[Editor’s Note: Below is the full text of our 241st Weekly Transmission, originally delivered direct to the inbox of more than 600 GEM members on February 1st, 2023.]
Real estate crowdfunding (aka fractional ownership) has been around for about a decade. During that time, individual investors have poured more money into it compared to other crowdfunding opportunities, such as equity investments in start-ups and small businesses. Ironically, crowdfunding laws were initially designed for these two latter opportunities, but given the size of the real estate market and comparatively less risk involved in fractional ownership of real estate, it’s little surprise investors have felt more comfortable there.
Despite growth in the sector over the past several years, the fractional ownership market is far too large to be fully served by just a few companies. Many companies are needed to adequately serve distinctly different types of investors, e.g., accredited vs non-accredited. Cadre, for example, serves only high-net worth accredited investors with at least $25,000 minimum, but some larger deals require a $100,000 minimum investment (think deals involving hundreds of millions of dollars per building). Other companies such as Fundrise attract an entirely different type of non-accredited investor with low minimum investments of just $5-$10, in many cases. The segments of real estate are also vastly different, commercial real estate vs. residential vs. farmland, etc., and require different expertise served by different companies.
Regulations governing the companies that offer fractional ownership dictate what type of a customer each must attract—this invariably changes the company’s marketing, property listings, and more. Reg D, for example, covers accredited investors and large commercial properties or large multi-family (which is commercial in itself but some differentiate multi-family into a different type of investments). Reg CF, on the other hand, comes into play with smaller, lower-value properties—most likely SFR, condos, or small commercial. Reg A+ can apply both to commercial or SFRs.
All fractional ownership businesses also face unique challenges for success (or even survival), with deep importance placed on choosing the right legal structure and factoring in the cost of legal compliance. It takes an enormous amount of time and money to secure the many regulatory approvals and then maintain them annually with SEC or FINRA. We learned this first-hand, the hard way, with Building Bits, notwithstanding all other business challenges customary to any new company. Overall, this business is very capital intensive with low margins and requires a fast scale-up once you have raised the capital.
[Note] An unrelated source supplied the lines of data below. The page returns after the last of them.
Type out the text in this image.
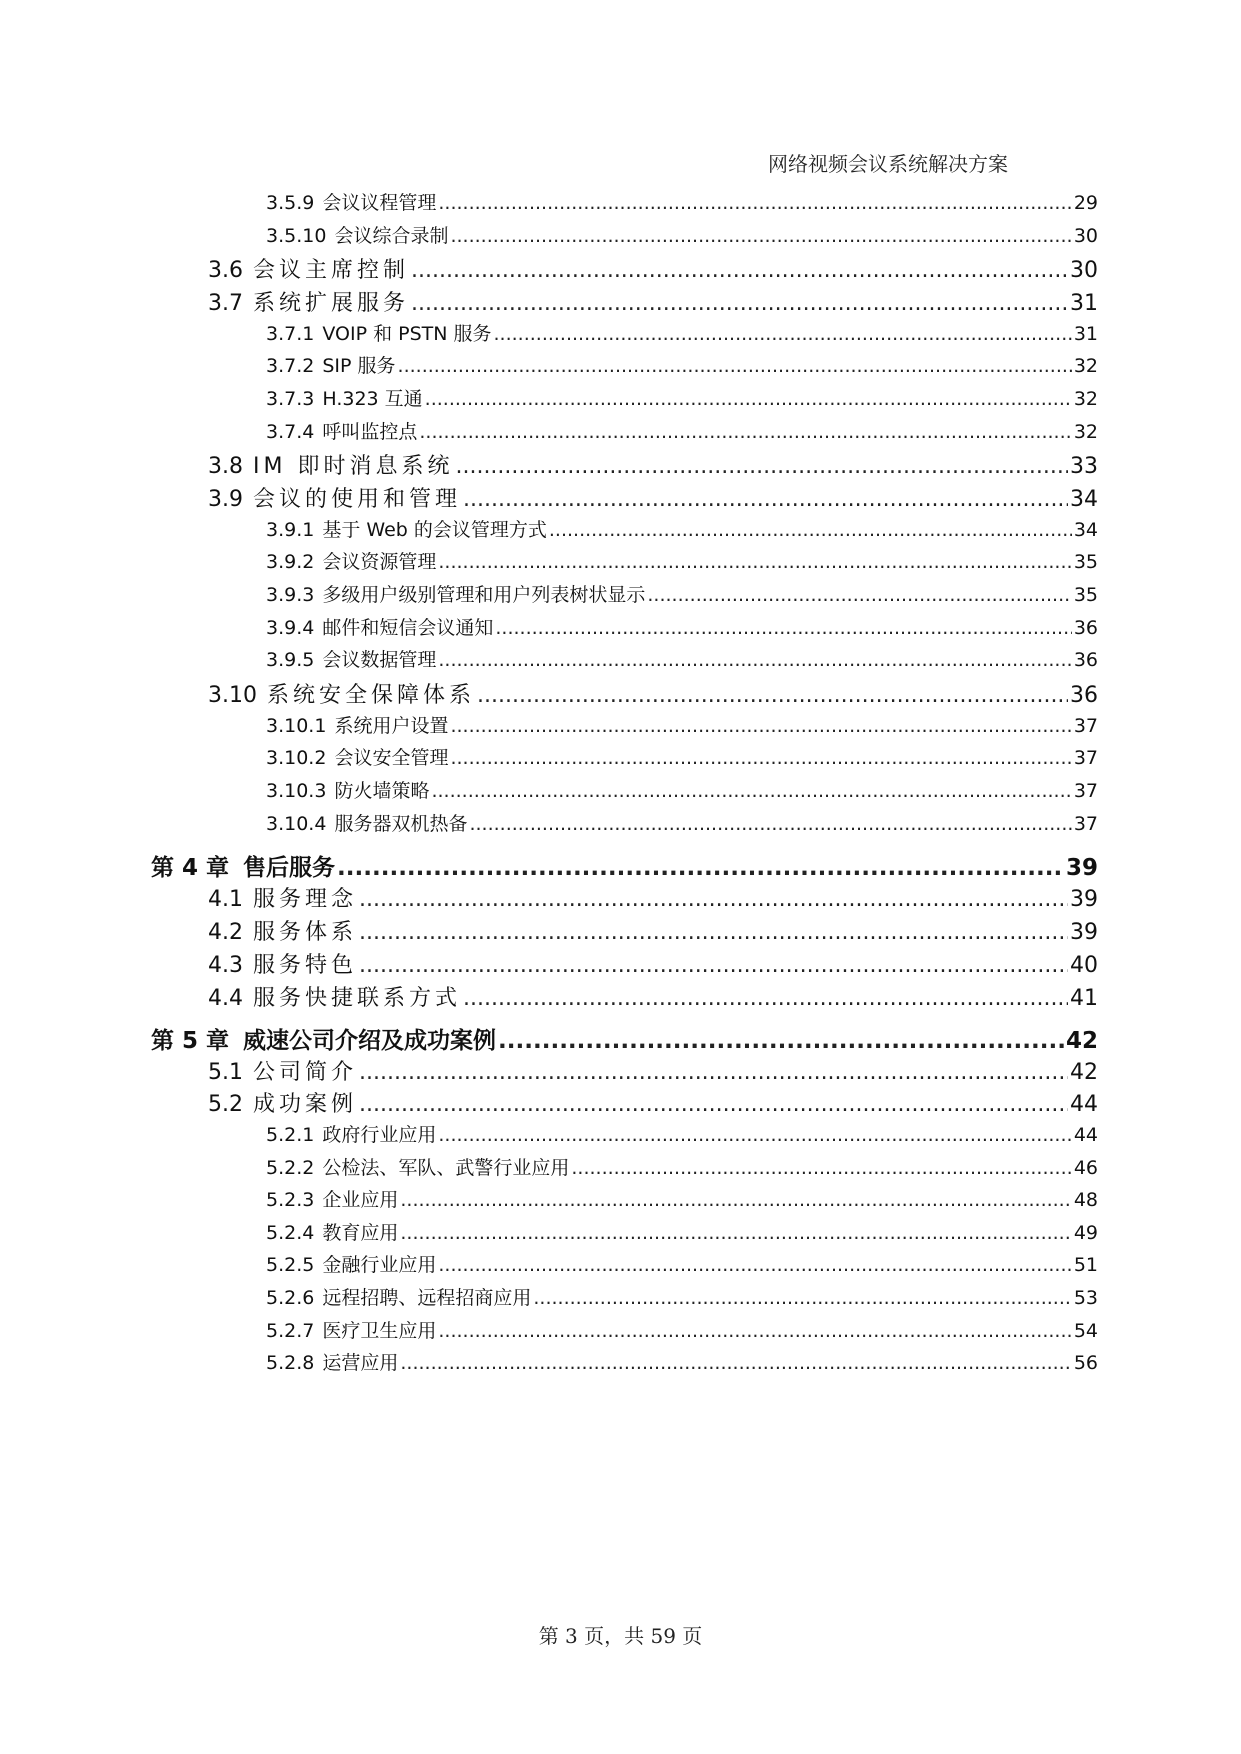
网络视频会议系统解决方案
3.5.9 会议议程管理 .....	29
3.5.10 会议综合录制 .....	30
3.6 会议主席控制 .....	30
3.7 系统扩展服务 .....	31
3.7.1 VOIP 和 PSTN 服务 .....	31
3.7.2 SIP 服务 .....	32
3.7.3 H.323 互通 .....	32
3.7.4 呼叫监控点 .....	32
3.8 IM 即时消息系统 .....	33
3.9 会议的使用和管理 .....	34
3.9.1 基于 Web 的会议管理方式 .....	34
3.9.2 会议资源管理 .....	35
3.9.3 多级用户级别管理和用户列表树状显示 .....	35
3.9.4 邮件和短信会议通知 .....	36
3.9.5 会议数据管理 .....	36
3.10 系统安全保障体系 .....	36
3.10.1 系统用户设置 .....	37
3.10.2 会议安全管理 .....	37
3.10.3 防火墙策略 .....	37
3.10.4 服务器双机热备 .....	37
第 4 章 售后服务 .....	39
4.1 服务理念 .....	39
4.2 服务体系 .....	39
4.3 服务特色 .....	40
4.4 服务快捷联系方式 .....	41
第 5 章 威速公司介绍及成功案例 .....	42
5.1 公司简介 .....	42
5.2 成功案例 .....	44
5.2.1 政府行业应用 .....	44
5.2.2 公检法、军队、武警行业应用 .....	46
5.2.3 企业应用 .....	48
5.2.4 教育应用 .....	49
5.2.5 金融行业应用 .....	51
5.2.6 远程招聘、远程招商应用 .....	53
5.2.7 医疗卫生应用 .....	54
5.2.8 运营应用 .....	56
第 3 页，共 59 页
A lot of profit projections rely on the anticipated appreciation of the property at the time of the sale. In a downturn market, such as the one we are likely to experience now, the less capitalized companies will face tough challenges. LEX is the latest casualty, but may not be the last.
To offer fractional ownership in real estate is no longer a novelty, nor is it the main differentiating point. To truly differentiate in a segment of the fractional ownership market is to make ownership liquid. This requires additional regulatory approvals and huge costs to operate your own exchange or Alternative Trading System (ATS) or pay fees to an existing exchange, like NASDAQ. Companies creating real-estate related tokens aim to solve this issue, with several announced projects in the works, but the sustained success has yet eluded them given that the technical side of tokenization is the easiest part. Legal and regulatory hurdles are the stumbling blocks. No matter what you do with tokens, you must still follow existing regulations, which require a company to follow legacy procedures in transferring stock ownership, using licensed brokers, employing stock transfer agents, etc. And if a company wants to do everything on-chain, then there is another issue to consider: How to address the ownership’s chain of custody. With the legacy system, I don’t have to worry about losing my title or stock certificate. In fact, I do not even remember where the title to my house is. Yet, I do not have to worry about losing the ownership of my house or selling it without having the original title. The escrow company takes care of all the title issues, and if I need a new title I just get it from the county’s records. With tokens, what happens if your token’s custodial wallet is hacked and the token is transferred to another wallet without your knowledge, or if you keep the token in a non-custodial wallet and you lose access to it and lose the recovery phrase? You lose your ownership of the asset. Or better yet, someone else gets a hold of your recovery phrase and creates a new wallet with your token in it. We’ve seen news about such instances too many times. In all of these scenarios, the new owner of the wallet becomes the owner of your token, which represents the ownership of the asset.
The fact is, there are still more questions than answers at this point. It will be interesting to see how this all shakes out—despite having taken a startup swing at the sector myself, there is still enormous untapped market opportunity in fractions.